Così oggi possiamo ricordare Luigi Calabresi per quello che era, pulito da calunnie e campagne diffamatorie. Era un giovane funzionario di polizia, venne ucciso a soli 34 anni, (io oggi ne ho ben 18 più di lui) che amava profondamente il suo lavoro. Lo interpretava come una missione, pensava che il dialogo fosse l'arma migliore, tanto che girava senza pistola.
L'arma la teneva a casa, smontata, nel cassetto dei maglioni a collo alto.
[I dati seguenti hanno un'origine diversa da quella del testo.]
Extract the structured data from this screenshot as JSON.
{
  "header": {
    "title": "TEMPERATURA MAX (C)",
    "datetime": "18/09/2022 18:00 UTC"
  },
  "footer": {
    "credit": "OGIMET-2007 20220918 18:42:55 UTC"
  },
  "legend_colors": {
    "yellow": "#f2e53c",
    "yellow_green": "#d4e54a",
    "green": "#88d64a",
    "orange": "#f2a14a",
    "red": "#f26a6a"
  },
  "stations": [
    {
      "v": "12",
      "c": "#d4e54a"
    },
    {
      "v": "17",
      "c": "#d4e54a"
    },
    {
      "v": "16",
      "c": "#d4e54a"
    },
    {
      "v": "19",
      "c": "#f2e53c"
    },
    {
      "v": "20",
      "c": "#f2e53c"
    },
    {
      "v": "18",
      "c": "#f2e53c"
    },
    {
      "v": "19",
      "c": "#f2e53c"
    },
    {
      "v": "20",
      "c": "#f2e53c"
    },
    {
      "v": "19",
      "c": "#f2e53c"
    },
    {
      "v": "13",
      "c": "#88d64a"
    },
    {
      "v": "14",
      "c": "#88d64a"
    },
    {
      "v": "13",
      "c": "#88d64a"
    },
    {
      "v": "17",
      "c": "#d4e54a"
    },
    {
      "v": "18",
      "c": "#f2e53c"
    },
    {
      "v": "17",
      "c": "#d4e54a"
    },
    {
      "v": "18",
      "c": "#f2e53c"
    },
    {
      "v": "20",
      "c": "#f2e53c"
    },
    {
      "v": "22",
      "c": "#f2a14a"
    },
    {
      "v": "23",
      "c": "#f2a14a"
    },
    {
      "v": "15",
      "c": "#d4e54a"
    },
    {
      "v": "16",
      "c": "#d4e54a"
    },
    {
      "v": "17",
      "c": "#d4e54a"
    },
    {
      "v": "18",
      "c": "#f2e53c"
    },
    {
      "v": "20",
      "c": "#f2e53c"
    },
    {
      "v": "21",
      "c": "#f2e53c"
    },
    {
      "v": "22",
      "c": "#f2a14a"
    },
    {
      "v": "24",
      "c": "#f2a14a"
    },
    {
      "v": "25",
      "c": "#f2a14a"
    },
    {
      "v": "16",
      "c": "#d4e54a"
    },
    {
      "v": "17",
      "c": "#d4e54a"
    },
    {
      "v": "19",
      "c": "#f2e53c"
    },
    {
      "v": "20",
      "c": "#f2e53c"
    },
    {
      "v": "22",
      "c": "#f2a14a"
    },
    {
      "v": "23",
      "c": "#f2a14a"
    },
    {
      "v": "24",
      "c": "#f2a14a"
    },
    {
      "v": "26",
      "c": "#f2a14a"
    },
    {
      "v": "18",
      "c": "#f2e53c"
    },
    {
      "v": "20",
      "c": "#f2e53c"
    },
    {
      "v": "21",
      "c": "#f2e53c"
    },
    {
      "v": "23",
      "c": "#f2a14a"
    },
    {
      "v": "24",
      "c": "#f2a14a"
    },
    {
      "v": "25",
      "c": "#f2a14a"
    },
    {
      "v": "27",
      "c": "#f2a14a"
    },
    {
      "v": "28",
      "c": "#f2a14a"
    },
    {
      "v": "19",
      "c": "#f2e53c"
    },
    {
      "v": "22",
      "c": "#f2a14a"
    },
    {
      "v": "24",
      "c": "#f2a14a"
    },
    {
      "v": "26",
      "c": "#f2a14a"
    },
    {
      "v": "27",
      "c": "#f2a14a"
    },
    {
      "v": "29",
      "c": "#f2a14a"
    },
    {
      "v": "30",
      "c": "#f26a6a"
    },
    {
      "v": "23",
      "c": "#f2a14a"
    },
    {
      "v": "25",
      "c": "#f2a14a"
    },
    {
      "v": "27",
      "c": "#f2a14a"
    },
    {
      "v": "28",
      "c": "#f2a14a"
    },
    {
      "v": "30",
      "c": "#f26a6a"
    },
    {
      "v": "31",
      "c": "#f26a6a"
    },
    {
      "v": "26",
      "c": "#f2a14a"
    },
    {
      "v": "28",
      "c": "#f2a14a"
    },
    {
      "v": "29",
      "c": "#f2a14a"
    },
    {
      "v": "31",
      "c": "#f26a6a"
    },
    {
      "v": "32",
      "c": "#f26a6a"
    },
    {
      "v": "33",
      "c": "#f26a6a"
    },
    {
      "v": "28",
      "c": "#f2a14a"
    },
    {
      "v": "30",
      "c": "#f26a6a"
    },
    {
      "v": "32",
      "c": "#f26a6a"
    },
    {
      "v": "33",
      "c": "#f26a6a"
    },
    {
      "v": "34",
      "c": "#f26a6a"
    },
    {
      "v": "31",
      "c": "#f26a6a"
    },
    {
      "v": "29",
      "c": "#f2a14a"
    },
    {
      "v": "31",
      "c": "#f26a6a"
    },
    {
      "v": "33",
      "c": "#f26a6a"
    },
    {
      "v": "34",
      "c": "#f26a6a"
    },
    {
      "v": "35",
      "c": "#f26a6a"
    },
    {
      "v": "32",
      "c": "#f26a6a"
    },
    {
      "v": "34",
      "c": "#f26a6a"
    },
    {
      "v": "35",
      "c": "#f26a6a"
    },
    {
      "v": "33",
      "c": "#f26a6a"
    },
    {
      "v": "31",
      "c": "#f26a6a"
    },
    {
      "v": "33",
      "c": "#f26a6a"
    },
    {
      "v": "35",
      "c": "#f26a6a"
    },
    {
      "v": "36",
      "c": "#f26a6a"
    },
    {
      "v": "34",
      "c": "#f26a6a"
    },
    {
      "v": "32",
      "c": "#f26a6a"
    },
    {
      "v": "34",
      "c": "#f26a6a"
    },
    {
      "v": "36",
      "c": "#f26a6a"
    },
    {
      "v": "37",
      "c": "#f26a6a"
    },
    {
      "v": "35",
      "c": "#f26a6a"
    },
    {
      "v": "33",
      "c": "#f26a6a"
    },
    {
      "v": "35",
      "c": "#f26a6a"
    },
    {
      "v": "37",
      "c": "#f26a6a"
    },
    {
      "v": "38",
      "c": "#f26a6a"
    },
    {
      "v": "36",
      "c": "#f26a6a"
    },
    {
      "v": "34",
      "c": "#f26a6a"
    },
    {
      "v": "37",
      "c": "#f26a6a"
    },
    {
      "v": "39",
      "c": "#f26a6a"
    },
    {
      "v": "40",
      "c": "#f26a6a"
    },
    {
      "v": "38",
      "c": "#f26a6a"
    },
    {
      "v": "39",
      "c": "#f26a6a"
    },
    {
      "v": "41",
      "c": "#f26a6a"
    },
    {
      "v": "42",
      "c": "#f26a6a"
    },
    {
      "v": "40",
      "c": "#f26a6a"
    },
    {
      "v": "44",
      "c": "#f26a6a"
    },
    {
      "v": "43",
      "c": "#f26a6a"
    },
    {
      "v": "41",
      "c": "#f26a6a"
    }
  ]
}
Pensava che si dovessero usare tutta la pazienza e il tempo possibili per convincere i ragazzi a lasciare la strada della violenza, pensava che ci fossero i cattivi maestri nelle università e fuori dalle fabbriche, ma era anche convinto che all'interno dello Stato per cui lavorava ci fosse chi soffiava sui conflitti e tramava per favorire svolte autoritarie.
Restò fino alla fine fedele ai suoi principi e ai suoi valori e scelse, consapevolmente, di non scappare anche quando il clima era diventato pesantissimo e l'aria, intorno a lui, irrespirabile. Sono passati cinquant' anni ed è venuto il momento di consegnare quel tempo alla Storia e alla memoria privata ma, se tanto è stato fatto - nel nostro caso come in molti altri abbiamo avuto il conforto della Giustizia dello Stato - alcune tessere del mosaico ancora mancano.
paolo e mario calabresi con la madre gemma
Molti degli uomini e delle donne che hanno ucciso, che hanno aiutato ad organizzare, che hanno sostenuto, fiancheggiato e che sanno, sono ancora tra noi. Da mezzo secolo però si sono rifugiati nel silenzio, in un silenzio che è omertà. Continuo a pensare che il coraggio della verità sarebbe per loro un'occasione irripetibile e finale di riscatto. Il gesto che permetterebbe di chiudere definitivamente una stagione e a noi di ricordare non solo il poliziotto, ma l'uomo che tornava a casa nel cuore della notte e si metteva a fare le crostate per la colazione della mattina dopo.